主なポイント:
- DMNDプールとGoMiningが、Stratum V2のJob Declaration機能を用いて初のビットコインブロックを採掘
- GoMiningはプールに依存せず、独自のブロックテンプレートを構築
- この節目は、取引の制御権を採掘プールから個々のマイナーへと移す
主なポイント:

ビットコインマイニングプールのDMNDとGoMiningは、Stratum V2のJob Declaration機能を用いて初のブロックを採掘した。これにより、プールではなくマイナーがブロックチェーンにどの取引を取り込むかを選択できるようになる。ブロック955,318は6月25日にDMNDのプールを通じて生成され、GoMiningは独自のブロックテンプレートを構築し、自社のインスタント決済プロトコル「GoBTC Pay」からの取引を含めた。
「このブロックは、マイナーがプール採掘に参加しながらも、ブロック構築の制御権を維持できることを示している」とGoMiningの最高経営責任者(CEO)マーク・ザラン氏は述べた。「長年にわたり、採掘プールがビットコインブロックにどの取引を含めるかをほぼ決定してきた」
支配的なモデルでは、プールが取引の選択を決定し、マイナーは安定した報酬と引き換えにハッシュレートを提供する。業界全体の広範な支援を受けて開発されたオープンソースプロトコル「Stratum V2」は、これらの機能を切り離す。マイナーは収入の安定化のためにプールに留まる一方、独自のブロックテンプレートを構築する権利を取り戻す。

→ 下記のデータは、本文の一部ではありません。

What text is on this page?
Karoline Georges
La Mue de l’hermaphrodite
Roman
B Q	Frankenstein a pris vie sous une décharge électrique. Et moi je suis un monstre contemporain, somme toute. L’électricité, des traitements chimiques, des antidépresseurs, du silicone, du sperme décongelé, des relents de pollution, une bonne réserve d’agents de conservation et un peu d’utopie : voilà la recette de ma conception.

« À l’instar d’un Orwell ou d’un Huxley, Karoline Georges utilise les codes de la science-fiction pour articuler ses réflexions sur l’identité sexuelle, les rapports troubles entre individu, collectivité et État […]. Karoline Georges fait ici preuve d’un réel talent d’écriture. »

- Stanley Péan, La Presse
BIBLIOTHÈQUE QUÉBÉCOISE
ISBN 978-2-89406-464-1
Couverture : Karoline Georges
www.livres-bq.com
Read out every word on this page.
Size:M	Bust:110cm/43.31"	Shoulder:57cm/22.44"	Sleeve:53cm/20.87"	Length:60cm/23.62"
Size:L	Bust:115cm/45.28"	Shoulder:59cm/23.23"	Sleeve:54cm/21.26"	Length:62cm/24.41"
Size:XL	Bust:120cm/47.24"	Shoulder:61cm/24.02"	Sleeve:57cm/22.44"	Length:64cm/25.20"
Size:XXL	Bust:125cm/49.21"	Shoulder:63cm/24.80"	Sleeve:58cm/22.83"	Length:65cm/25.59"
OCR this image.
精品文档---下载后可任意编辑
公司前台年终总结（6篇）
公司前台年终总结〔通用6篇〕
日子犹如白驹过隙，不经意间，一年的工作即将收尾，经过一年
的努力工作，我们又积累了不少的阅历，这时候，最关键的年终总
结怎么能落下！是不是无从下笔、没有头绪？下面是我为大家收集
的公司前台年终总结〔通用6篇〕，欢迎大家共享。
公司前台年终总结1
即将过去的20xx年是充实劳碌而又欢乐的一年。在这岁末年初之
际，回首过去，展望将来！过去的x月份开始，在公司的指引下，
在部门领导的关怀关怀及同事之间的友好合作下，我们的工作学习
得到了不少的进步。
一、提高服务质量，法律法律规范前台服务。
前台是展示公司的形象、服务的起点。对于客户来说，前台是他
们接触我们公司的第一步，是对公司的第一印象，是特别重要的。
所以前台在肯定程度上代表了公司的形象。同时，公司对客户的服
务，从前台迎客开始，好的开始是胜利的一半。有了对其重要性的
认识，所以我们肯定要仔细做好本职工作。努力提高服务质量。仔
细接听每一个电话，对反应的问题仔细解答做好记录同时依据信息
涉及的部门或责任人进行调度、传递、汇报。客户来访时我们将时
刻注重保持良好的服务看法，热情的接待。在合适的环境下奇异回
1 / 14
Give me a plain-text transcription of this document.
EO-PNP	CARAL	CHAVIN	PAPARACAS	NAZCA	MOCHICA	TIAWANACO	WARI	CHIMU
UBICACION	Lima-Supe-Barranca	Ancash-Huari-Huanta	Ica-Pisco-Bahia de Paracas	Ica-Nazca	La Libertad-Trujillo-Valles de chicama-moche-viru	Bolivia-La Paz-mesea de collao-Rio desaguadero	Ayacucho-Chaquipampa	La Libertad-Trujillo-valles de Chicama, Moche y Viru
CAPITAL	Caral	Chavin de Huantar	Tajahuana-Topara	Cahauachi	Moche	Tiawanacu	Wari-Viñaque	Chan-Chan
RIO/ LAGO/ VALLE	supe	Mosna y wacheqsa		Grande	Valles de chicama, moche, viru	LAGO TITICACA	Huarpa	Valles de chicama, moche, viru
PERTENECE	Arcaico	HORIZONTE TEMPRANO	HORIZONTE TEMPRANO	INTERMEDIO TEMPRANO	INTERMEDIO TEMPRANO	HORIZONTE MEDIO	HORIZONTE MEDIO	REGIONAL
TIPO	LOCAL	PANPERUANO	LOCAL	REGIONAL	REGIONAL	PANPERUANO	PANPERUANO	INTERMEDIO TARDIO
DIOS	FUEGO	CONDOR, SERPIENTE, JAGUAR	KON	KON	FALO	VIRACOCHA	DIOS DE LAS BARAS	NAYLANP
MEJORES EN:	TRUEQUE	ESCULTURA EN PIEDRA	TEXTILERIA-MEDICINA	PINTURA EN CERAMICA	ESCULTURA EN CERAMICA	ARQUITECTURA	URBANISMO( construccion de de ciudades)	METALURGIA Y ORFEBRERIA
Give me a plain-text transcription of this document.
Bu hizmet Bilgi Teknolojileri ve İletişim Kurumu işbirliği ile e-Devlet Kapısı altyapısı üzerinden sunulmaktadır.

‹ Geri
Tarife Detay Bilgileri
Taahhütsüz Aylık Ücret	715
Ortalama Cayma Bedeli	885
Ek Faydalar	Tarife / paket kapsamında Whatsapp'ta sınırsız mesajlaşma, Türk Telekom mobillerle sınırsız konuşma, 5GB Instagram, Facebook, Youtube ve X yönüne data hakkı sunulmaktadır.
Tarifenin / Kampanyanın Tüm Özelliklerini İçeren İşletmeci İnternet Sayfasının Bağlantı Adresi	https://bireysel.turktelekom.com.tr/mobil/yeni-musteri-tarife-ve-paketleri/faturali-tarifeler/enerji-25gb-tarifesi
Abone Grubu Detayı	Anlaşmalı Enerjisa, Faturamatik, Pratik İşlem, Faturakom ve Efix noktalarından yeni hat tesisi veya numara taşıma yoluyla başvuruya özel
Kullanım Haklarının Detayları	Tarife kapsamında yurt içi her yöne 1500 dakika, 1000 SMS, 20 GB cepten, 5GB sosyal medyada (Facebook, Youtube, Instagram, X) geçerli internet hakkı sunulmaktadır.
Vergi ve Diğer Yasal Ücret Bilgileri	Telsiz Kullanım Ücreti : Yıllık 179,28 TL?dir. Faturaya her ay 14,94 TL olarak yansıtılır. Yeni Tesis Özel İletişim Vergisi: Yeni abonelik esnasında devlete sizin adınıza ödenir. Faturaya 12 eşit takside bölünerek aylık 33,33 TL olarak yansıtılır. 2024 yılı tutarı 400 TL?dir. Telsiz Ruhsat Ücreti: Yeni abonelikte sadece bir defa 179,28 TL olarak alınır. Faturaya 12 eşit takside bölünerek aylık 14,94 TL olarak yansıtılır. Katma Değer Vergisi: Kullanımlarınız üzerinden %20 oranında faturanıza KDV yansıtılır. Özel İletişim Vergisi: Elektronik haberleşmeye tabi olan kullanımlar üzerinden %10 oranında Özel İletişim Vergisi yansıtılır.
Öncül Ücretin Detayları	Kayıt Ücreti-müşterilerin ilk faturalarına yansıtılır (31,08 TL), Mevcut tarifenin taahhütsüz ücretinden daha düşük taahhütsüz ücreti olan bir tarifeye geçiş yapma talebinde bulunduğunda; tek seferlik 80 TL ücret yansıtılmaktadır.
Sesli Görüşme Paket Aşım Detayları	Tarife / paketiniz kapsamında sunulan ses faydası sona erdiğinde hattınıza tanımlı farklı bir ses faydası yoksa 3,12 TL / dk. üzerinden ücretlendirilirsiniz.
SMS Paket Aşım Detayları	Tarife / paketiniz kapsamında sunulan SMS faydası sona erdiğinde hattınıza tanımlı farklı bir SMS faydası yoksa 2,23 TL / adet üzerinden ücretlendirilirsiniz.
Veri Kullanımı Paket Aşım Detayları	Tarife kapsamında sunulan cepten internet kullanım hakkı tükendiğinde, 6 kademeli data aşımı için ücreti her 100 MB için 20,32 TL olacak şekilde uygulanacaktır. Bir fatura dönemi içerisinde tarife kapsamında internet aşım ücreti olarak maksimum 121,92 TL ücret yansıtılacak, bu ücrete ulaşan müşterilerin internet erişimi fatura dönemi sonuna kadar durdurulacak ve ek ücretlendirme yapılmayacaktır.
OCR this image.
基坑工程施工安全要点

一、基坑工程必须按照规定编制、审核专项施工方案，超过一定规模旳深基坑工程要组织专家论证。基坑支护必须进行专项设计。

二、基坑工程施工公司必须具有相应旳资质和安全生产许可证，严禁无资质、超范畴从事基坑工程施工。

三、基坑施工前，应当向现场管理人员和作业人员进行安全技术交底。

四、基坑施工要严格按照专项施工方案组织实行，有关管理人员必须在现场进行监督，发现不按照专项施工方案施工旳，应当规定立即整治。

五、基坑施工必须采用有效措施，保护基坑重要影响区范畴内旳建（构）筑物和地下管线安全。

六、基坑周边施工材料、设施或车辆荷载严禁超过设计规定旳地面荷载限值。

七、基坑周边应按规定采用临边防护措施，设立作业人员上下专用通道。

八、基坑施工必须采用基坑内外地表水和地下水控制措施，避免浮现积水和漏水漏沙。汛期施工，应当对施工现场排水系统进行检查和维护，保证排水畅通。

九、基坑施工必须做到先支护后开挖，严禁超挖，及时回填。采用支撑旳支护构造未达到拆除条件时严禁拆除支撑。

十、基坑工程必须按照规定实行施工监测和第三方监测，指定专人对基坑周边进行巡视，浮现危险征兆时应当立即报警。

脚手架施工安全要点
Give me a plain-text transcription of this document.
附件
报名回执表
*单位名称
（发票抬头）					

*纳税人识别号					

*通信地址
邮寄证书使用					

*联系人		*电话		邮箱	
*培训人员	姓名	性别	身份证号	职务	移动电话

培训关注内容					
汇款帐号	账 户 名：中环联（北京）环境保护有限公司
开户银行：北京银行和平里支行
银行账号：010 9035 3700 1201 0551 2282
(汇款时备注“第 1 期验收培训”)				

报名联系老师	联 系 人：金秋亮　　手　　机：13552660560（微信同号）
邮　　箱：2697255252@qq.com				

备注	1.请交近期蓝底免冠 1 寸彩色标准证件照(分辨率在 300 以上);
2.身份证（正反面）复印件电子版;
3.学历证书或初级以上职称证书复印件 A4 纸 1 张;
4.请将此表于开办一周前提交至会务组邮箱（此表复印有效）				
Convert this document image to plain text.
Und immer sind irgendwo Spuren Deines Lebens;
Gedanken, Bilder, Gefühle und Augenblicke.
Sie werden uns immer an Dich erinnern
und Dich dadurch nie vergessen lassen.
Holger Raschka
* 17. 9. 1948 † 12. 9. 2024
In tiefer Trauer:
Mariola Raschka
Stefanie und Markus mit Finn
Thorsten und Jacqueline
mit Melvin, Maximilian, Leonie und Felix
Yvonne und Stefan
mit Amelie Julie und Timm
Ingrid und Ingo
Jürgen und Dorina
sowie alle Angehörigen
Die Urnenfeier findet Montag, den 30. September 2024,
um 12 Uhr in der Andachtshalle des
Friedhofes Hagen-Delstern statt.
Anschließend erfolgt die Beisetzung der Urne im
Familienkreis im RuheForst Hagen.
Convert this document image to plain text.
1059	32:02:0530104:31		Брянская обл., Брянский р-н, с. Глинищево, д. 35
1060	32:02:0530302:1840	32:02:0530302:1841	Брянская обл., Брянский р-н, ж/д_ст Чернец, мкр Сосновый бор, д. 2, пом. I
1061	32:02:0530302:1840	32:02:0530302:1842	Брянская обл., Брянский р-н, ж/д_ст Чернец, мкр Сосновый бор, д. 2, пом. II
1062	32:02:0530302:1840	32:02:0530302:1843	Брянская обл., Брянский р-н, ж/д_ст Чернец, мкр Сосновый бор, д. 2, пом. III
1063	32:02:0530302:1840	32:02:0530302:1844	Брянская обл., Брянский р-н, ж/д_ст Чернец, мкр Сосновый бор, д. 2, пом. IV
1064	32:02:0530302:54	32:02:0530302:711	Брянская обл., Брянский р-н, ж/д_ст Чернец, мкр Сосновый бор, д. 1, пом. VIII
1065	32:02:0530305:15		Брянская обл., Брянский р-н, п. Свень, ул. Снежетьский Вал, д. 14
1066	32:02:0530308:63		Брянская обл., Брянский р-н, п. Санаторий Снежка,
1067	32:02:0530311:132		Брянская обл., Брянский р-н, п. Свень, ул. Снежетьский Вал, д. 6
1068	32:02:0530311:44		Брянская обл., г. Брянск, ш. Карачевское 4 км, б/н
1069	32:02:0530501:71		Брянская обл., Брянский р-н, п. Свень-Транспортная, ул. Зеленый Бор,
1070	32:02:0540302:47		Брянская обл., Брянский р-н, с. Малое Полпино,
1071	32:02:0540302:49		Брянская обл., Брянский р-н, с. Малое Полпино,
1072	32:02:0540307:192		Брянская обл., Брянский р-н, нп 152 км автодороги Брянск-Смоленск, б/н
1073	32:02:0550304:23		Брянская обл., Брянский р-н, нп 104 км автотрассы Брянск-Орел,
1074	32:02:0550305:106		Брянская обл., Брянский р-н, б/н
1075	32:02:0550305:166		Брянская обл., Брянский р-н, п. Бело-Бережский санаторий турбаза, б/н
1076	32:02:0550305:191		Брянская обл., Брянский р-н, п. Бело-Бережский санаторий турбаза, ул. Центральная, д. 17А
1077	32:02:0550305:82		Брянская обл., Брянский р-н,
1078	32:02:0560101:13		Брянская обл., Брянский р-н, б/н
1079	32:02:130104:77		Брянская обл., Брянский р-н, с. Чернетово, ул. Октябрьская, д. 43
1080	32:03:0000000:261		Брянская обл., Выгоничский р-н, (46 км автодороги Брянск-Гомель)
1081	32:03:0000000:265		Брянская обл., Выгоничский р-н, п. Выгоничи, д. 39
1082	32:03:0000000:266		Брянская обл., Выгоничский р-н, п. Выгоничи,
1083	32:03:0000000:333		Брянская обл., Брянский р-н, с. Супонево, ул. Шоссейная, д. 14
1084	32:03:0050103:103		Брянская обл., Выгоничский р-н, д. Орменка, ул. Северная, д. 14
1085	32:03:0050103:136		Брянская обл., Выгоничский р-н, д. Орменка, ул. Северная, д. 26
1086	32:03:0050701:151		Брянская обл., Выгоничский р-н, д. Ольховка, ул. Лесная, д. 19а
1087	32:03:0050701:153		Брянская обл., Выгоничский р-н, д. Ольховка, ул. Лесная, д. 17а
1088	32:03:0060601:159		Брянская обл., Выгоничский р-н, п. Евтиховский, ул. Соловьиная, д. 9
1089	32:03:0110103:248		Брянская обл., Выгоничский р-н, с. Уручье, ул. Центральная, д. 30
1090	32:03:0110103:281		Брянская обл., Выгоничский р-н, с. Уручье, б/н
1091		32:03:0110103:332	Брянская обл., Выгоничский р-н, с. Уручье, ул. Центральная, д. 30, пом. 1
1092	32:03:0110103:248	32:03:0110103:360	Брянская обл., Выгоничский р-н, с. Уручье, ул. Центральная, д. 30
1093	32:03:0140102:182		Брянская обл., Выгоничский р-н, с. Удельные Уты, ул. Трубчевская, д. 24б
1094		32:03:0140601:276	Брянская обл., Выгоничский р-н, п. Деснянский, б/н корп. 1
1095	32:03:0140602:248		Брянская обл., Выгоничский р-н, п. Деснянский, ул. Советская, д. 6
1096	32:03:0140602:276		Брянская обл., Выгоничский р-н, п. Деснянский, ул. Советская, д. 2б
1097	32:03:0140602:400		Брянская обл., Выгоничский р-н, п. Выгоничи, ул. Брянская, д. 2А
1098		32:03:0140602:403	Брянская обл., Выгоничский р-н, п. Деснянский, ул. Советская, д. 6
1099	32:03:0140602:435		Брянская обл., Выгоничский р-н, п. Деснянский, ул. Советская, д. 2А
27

GoMiningはこのメカニズムを利用してGoBTC Payの取引を含めた。GoBTC Payは、同社が2026年5月のConsensus Miamiで発表したオープンソースの非カストディアル型インスタント決済プロトコルである。
今回の節目は、ビットコインの取引レイヤーにおける重心を移すものだ。Stratum V2の普及が進めば、プール運営者ではなく、個々のマイナーがブロックチェーンに何を取り込むかの意思決定者となり、プールレベルでの検閲や中央集権的な取引順序付けのリスクが低減する。GoMiningは500万人のユーザーを擁し、ハッシュレートで世界トップ10のビットコインマイナーにランクイン。米国および海外にデータセンターを運営している。
「マイナーがStratum V2のブロックを採掘し、自社製品をエンドツーエンドで動かしたのは今回が初めてだ」とDMNDのCEO兼共同創業者、アレハンドロ・デ・ラ・トーレ氏は述べた。「GoMiningがテンプレートを宣言し、プールの妨害を受けることなくGoBTC Payの支払いを含めた。我々はまさにこのためにDMNDを構築した」
DMNDは自社をStratum V2時代に向けて構築されたプールと位置づけ、Job Declarationを本番稼働させている。この導入は、プロトコルが実際のマイニング環境で機能することを証明し、Stratum V2のさらなる普及に向けた主要な障壁を取り除くものである。普及が進めば、取引選択の権限は少数のプール運営者に集中するのではなく、何千人もの個々のマイナーに再分配される。これは長期的にビットコインの検閲耐性を強化する構造変化である。
本記事は情報提供のみを目的としており、投資助言を構成するものではない。